Pero al parecer en provincia existen más regulaciones o restricciones que van más allá de la virtualidad. Por ejemplo, hace unos meses una amiga periodista colocó como foto de perfil de Facebook, una imagen tomada en el Centro Cultural El Mejunje, de Santa Clara, en la cual ella señalaba un letrero ubicado en una pared que decía ¡Atrévete! No pasaron muchos días para que una funcionaria del Partido en Matanzas le sugiriera quitar esa foto porque no era muy correcta. Otra compañera logró publicar un trabajo sobre los precios elevados de la carne de cerdo, luego de que Talía González lo dijera públicamente en el Sistema Informativo de la Televisión Cubana.

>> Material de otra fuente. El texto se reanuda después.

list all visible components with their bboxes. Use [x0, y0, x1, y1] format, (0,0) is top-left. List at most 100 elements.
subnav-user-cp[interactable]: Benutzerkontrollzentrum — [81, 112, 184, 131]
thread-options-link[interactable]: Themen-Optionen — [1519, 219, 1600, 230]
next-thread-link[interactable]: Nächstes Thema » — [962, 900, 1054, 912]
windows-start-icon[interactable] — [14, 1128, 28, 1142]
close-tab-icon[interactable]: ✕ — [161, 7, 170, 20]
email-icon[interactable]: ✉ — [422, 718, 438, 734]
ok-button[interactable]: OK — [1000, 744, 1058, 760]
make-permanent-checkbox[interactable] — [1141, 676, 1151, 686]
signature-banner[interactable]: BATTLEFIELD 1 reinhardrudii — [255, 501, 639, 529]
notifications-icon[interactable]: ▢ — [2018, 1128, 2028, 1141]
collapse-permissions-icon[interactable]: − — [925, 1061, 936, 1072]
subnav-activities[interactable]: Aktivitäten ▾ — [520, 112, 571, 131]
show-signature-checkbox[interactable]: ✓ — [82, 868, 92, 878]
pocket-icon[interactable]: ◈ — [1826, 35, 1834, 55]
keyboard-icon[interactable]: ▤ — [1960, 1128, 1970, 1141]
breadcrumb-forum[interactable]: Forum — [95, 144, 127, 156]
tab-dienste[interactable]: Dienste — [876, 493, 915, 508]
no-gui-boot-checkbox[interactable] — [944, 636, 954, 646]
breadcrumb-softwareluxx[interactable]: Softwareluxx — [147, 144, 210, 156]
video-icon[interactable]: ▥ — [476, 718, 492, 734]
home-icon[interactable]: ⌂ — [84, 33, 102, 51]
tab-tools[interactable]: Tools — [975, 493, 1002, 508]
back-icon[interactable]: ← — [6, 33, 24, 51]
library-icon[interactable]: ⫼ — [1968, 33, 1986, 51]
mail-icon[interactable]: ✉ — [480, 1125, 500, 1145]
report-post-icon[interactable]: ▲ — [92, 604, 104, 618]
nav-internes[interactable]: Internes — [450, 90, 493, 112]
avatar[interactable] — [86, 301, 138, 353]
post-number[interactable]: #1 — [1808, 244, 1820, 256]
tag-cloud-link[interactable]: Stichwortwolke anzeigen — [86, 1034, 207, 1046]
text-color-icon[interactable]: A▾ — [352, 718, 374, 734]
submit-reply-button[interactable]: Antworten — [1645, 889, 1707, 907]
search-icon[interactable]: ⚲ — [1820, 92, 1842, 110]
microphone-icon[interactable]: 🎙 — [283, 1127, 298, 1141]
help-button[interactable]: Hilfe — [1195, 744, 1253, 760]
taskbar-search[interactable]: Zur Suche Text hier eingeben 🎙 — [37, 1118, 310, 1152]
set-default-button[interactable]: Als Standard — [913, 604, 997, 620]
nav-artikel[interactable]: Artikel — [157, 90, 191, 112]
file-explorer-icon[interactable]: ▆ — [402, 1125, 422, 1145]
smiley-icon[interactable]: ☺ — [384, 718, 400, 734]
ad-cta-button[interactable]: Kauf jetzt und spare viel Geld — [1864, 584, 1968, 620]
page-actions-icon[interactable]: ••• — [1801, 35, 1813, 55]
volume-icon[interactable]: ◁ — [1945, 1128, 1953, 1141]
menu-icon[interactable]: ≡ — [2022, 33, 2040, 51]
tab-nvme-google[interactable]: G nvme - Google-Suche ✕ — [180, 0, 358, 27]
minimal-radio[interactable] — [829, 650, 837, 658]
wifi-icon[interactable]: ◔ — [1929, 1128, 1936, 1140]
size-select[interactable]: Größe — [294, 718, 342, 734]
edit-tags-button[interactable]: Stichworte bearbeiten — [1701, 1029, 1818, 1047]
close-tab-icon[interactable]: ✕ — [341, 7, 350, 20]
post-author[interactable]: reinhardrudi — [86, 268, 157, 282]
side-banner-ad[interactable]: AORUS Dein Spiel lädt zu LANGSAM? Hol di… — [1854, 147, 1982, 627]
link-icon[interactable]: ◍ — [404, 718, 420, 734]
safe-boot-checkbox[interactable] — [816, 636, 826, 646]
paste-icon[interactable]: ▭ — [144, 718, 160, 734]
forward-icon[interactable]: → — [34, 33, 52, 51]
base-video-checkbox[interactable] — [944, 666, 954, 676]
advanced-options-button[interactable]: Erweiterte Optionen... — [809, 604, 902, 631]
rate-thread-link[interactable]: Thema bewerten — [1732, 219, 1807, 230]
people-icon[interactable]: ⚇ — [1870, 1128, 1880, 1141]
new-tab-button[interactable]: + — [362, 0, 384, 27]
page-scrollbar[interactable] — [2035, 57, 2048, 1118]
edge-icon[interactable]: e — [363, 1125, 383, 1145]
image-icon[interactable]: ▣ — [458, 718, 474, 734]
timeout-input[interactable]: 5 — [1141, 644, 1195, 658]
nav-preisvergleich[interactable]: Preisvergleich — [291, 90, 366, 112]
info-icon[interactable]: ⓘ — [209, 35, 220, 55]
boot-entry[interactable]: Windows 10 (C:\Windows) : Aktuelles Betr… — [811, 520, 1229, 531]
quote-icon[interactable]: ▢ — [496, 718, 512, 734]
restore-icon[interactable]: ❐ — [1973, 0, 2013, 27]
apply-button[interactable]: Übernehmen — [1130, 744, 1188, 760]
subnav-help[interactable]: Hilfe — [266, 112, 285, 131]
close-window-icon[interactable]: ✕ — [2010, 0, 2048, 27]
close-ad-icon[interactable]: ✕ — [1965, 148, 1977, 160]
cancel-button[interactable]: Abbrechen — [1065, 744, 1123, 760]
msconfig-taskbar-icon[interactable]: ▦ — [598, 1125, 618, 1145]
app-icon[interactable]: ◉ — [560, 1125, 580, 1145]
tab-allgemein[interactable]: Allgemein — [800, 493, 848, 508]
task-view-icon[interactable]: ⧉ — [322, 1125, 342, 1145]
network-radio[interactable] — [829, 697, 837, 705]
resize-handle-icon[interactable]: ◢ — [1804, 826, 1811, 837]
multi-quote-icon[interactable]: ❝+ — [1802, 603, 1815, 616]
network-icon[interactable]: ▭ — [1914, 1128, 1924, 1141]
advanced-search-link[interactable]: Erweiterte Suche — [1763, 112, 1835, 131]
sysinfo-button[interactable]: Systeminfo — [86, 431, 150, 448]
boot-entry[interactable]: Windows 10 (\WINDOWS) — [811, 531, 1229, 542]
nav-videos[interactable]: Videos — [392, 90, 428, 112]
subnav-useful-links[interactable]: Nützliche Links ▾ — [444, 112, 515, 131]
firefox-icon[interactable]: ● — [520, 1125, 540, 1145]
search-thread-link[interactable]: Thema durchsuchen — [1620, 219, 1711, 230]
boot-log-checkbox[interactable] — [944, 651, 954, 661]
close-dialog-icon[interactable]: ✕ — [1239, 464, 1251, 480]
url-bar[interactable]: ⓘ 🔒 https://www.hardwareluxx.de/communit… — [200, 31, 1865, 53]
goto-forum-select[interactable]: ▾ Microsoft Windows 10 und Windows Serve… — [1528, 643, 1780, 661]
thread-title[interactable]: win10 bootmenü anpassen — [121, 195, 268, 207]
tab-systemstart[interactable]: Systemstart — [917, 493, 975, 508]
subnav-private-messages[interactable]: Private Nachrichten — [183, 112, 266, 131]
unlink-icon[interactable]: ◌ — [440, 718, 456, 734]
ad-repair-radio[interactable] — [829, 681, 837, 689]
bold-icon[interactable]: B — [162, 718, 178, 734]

El pasado 12 de octubre, publiqué en la web de Radio 26 “El noticiero cómico de las 8:30” que se posicionó como el trabajo más popular del sitio. Sin embargo, por incluir algunas frases “fuera de lugar” y ante mi negación de sustituirlas se decidió remover, desaparecer o borrar este enlace a la “papelera sin reciclaje de la WWW”. Y también me alertan que tengo que actualizar mi blog, porque hace días que no hay un post nuevo, como si ese espacio no estuviera dentro de “mi propiedad”. Pero para qué agobiar con tantos casos que a diario nos suceden…

Hace rato me creí lo de periodista de provincia porque es difícil no pensar como uno vive. Mi periodismo provinciano me acompaña a todos lados. Quién sabe si desde este instante ya me están fichando como periodista no grata para la prensa en Matanzas.

3 thoughts on “Mi periodismo provinciano”

  1. ¨Solo es grande en esta vida quien sabe ser pequeño¨, frase que he guardado con cariño en mi cursi libreta de adolescente la tomo la remediar esa sed de trasceder en el tiempo que tienen jóvenes inteligentes e inconformes como tú. Qué importa dónde estés para que tu obra sea reconocida, no por decir lo que otros no dicen sino porque lo que digas fecunda, ayuda, transforma, disiente…La vida como el periodismo está llena de aprendizaje. Aprovecha todo lo bueno que hay en ellos. No pierdas la fe y conserva la ruta de aventura que supone todos los días salir en busca de la noticia. No se callan voces, se cumplen reglas y normas que nos hacen mantener el rumbo. No vives en una sociedad perfecta… Cuando crezca en lo humano y profesional comprenderás y aprenderás lo difícil que es llevar las riendas.